Until recently, I thought night football games were rare in football's early days, but a recent investigation uncovered more than thirty games before 1910; half or more occurred indoors. Arena football, it turns out, has been around for a while. Still, despite inadequate lighting systems, most early night games occurred outdoors because night games were a novelty and allowed some fans to attend games that could not do so in daylight.
To understand the challenges of lighting football fields in the 1800s, we'll quickly examine early electrical lighting systems. Thomas Edison pioneered many electrical system elements through his inventions and provided soup-to-nuts systems to power individual factories or homes. Edison also built the first centralized power system in 1882, the Pearl Street plant in New York City. A steam-powered direct current system, Pearl Street powered 3,000 lamps, all of which had to be within one-half mile of the generator because direct current could not be transmitted over distance at the time. By 1890, George Westinghouse and others engineered alternating current systems capable of lighting lamps twenty-five miles from the power source. Even then, the inability to distribute power over greater distances resulted in a power system consisting of independent generating plants, each providing electricity for one factory, trolley system, or city's streetlights. The integrated power grid we take for granted was decades in the future.
Beyond power being available only in pods, the lighting quality was poor. Arc lamps were annoyingly bright, while the typical household bulb in 1890 was one-tenth as bright as those of the 1920s, and the latter was much less bright than today's LEDs. The combination meant early night games needed a nearby power source. The local organizers also had to muster large numbers of lights, the reflectors to direct the light, and the resources to construct a system needed to hang the lights about the playing field. Few locations managed all three.
The one group of locations that managed to put it together was the exposition halls emerging in major cities with large windows on their exterior walls and a combination of gas and electric lighting. These exposition halls held political and business conventions along with entertainment events, including sports. For sporting events, they had the advantage of protecting spectators from inclement weather and, due to their lighting systems, the ability to field events at night. In addition, playing under artificial light attracted crowds due to its novelty and because most Americans worked six days per week and were unable to attend afternoon events.
The introduction of indoor football appears to have been an 1889 game played at the Philadelphia Academy of Music between the University of Pennsylvania and the Riverton Club, which four Princeton players supplemented. With an attendance of 2,000, including the season's debutantes and other socialites, the game was a commercial success and athletic failure. Played on a carpeted floor, kicking was not allowed, which meant the game devolved into fistball rather than football. The Philadelphia Inquirer game report describes numerous fistfights and other shenanigans, with the game ending in a 0-0 tie.

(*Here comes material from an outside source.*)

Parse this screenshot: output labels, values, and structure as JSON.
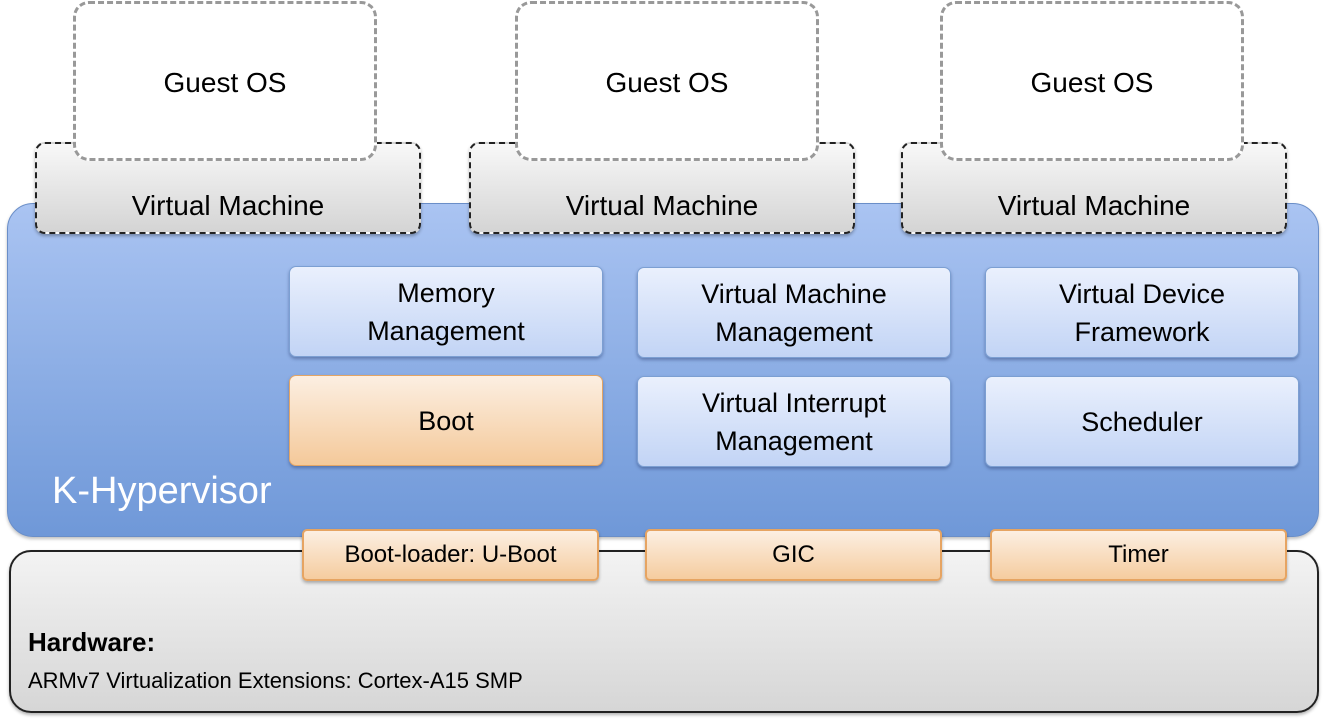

The second game played under the lights was an 1891 indoor contest that was part of a multi-sport tournament sponsored by the Staten Island Athletic Club at the second Madison Square Garden in New York City. The tournament included a football game played between the Springfield YMCA Training School -player-coach Amos Alonzo Stagg led the way- and an aggregation team with five Yale varsity players, including Pudge Heffelfinger. Starting just before midnight, Springfield led late in the second half before giving up a late touchdown. Unfortunately for Springfield, the aggregation's goal after touchdown attempt hit the goal post, bounced back onto the field, and was recovered by the aggregation team inside the ten. Under the rules of the day, that gave the aggregation team a new set of downs, and they soon scored a second touchdown to win the game.